De aankomende vlugge alineaatjes zijn geschreven door een speler uit de hoofdklasse (soms afdelingsklasse, als het tweede te weinig heeft). Die twee keer in de midweek en, als het met werk uitkomt, een keertje in het weekend met zijn teamgenoten samenkomt in een kleedkamer.
Een aantal harde muurtjes, oncomfortabele bankjes van hout én bizar veel kapstokjes van staal waar je minstens eens per seizoen je hoofd tegen stoot. Een plek met alleen maar vanzelfsprekendheden. Waar je, je letterlijk bloot geeft, maar nergens anders zo beschermt voelt. De kleedkamer.
Snelle tosti
Het samenzijn van een sportteam in een kleedkamer heeft geen structuur. Laat staan regels. Maar nergens anders gaat het zo van een leien dakje. Je kiest een plekje, ploft je tas op een klein metertje en schuift wat op. Terwijl de laatste teamgenoot met een snelle tosti in de hand binnen holt ga je eventjes zitten, om snel weer in de benen te komen om je tas open te ritsen.

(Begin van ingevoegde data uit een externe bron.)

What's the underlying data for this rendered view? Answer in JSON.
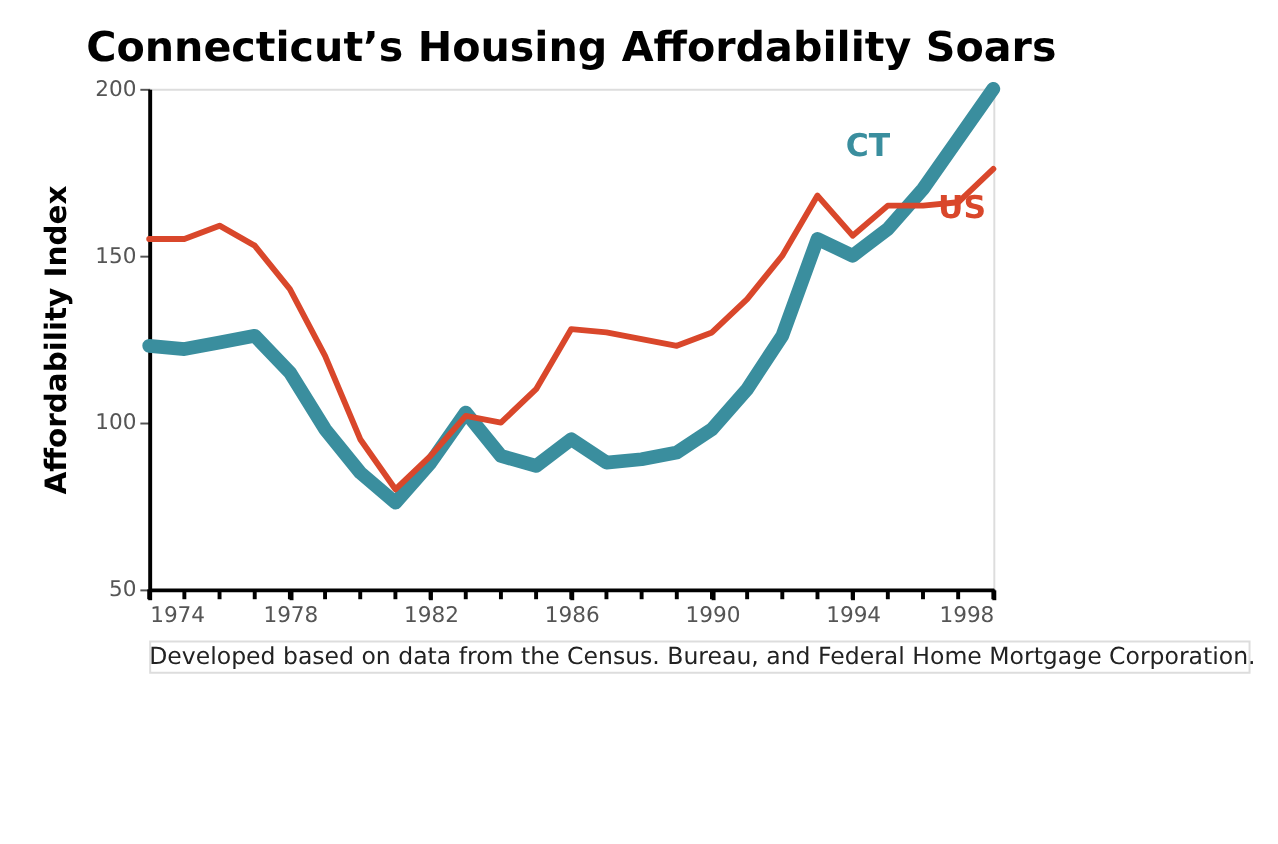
{
  "chart_data": {
    "type": "line",
    "title": "Connecticut’s Housing Affordability Soars",
    "ylabel": "Affordability Index",
    "x": [
      1974,
      1975,
      1976,
      1977,
      1978,
      1979,
      1980,
      1981,
      1982,
      1983,
      1984,
      1985,
      1986,
      1987,
      1988,
      1989,
      1990,
      1991,
      1992,
      1993,
      1994,
      1995,
      1996,
      1997,
      1998
    ],
    "series": [
      {
        "name": "US",
        "color": "#d9472b",
        "values": [
          155,
          155,
          159,
          153,
          140,
          120,
          95,
          80,
          90,
          102,
          100,
          110,
          128,
          127,
          125,
          123,
          127,
          137,
          150,
          168,
          156,
          165,
          165,
          166,
          176
        ]
      },
      {
        "name": "CT",
        "color": "#3a8e9e",
        "values": [
          123,
          122,
          124,
          126,
          115,
          98,
          85,
          76,
          88,
          103,
          90,
          87,
          95,
          88,
          89,
          91,
          98,
          110,
          126,
          155,
          150,
          158,
          170,
          185,
          200
        ]
      }
    ],
    "xlim": [
      1974,
      1998
    ],
    "xticks": [
      1974,
      {
        "value": 1975,
        "label": null
      },
      {
        "value": 1976,
        "label": null
      },
      {
        "value": 1977,
        "label": null
      },
      1978,
      {
        "value": 1979,
        "label": null
      },
      {
        "value": 1980,
        "label": null
      },
      {
        "value": 1981,
        "label": null
      },
      1982,
      {
        "value": 1983,
        "label": null
      },
      {
        "value": 1984,
        "label": null
      },
      {
        "value": 1985,
        "label": null
      },
      1986,
      {
        "value": 1987,
        "label": null
      },
      {
        "value": 1988,
        "label": null
      },
      {
        "value": 1989,
        "label": null
      },
      1990,
      {
        "value": 1991,
        "label": null
      },
      {
        "value": 1992,
        "label": null
      },
      {
        "value": 1993,
        "label": null
      },
      1994,
      {
        "value": 1995,
        "label": null
      },
      {
        "value": 1996,
        "label": null
      },
      {
        "value": 1997,
        "label": null
      },
      1998
    ],
    "ylim": [
      50,
      200
    ],
    "yticks": [
      50,
      100,
      150,
      200
    ],
    "grid": false,
    "legend": false,
    "marker": "none",
    "line_style": "solid",
    "annotations": [
      "Developed based on data from the Census. Bureau, and Federal Home Mortgage Corporation."
    ]
  }
}
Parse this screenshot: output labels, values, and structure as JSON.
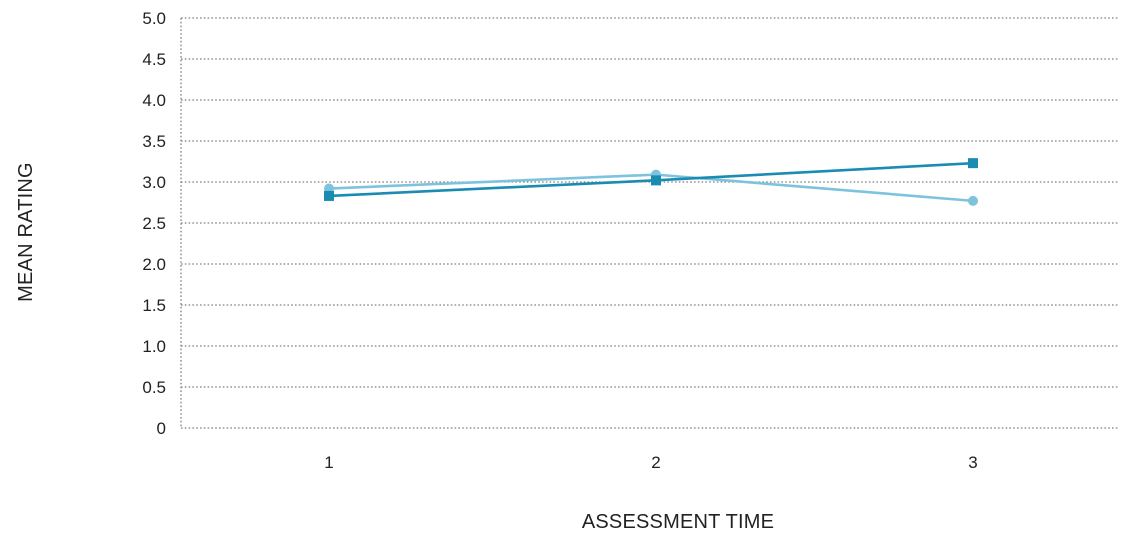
{
  "chart_data": {
    "type": "line",
    "title": "",
    "xlabel": "ASSESSMENT TIME",
    "ylabel": "MEAN RATING",
    "categories": [
      "1",
      "2",
      "3"
    ],
    "ylim": [
      0,
      5.0
    ],
    "yticks": [
      "0",
      "0.5",
      "1.0",
      "1.5",
      "2.0",
      "2.5",
      "3.0",
      "3.5",
      "4.0",
      "4.5",
      "5.0"
    ],
    "grid": true,
    "legend": "none",
    "series": [
      {
        "values": [
          2.92,
          3.09,
          2.77
        ],
        "color": "#7ec3dd",
        "marker": "circle"
      },
      {
        "values": [
          2.83,
          3.02,
          3.23
        ],
        "color": "#1a8bb3",
        "marker": "square"
      }
    ]
  }
}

Zowel voor de wedstrijd of training als erna is het rumoerig in de kleedkamer. Buiten het praatje van de coach om sluipt teveel geluid uit de kiertjes van de eerder genoemde, harde, muurtjes. Gekeuvel, vaak weinig diepgang. Maar daardoor niet minder waardevol. En op het juiste moment wordt na een vermoeiende, lastige of vervelende dag een schouder gedeeld. Kameraadschap.
Koude tegels
Het gesprek blijft gaande, gevleugeld door heerlijke lachtonen. Zonder aarzeling worden naast verhalen ook eigendommen gedeeld. De shampoofles gaat rond en als het even tegenzit ook handdoeken. Of mee zit. Want zo heb je minder was. De koude, ongetwijfeld meest goedkope, tegels zouden je een kil gevoel geven. Maar zodra je na een drukke werkdag de drempel over bent, voel je je meteen op je gemak.
Te weinig douches, een natte vloer – en daardoor sokken – en die verrekte kapstokjes waarvan je koppijn krijgt. Als kleren de man maken, maken teamgenoten de kleedkamer. Zonder spelregels, met badslippers en buiken. Zin in woensdag.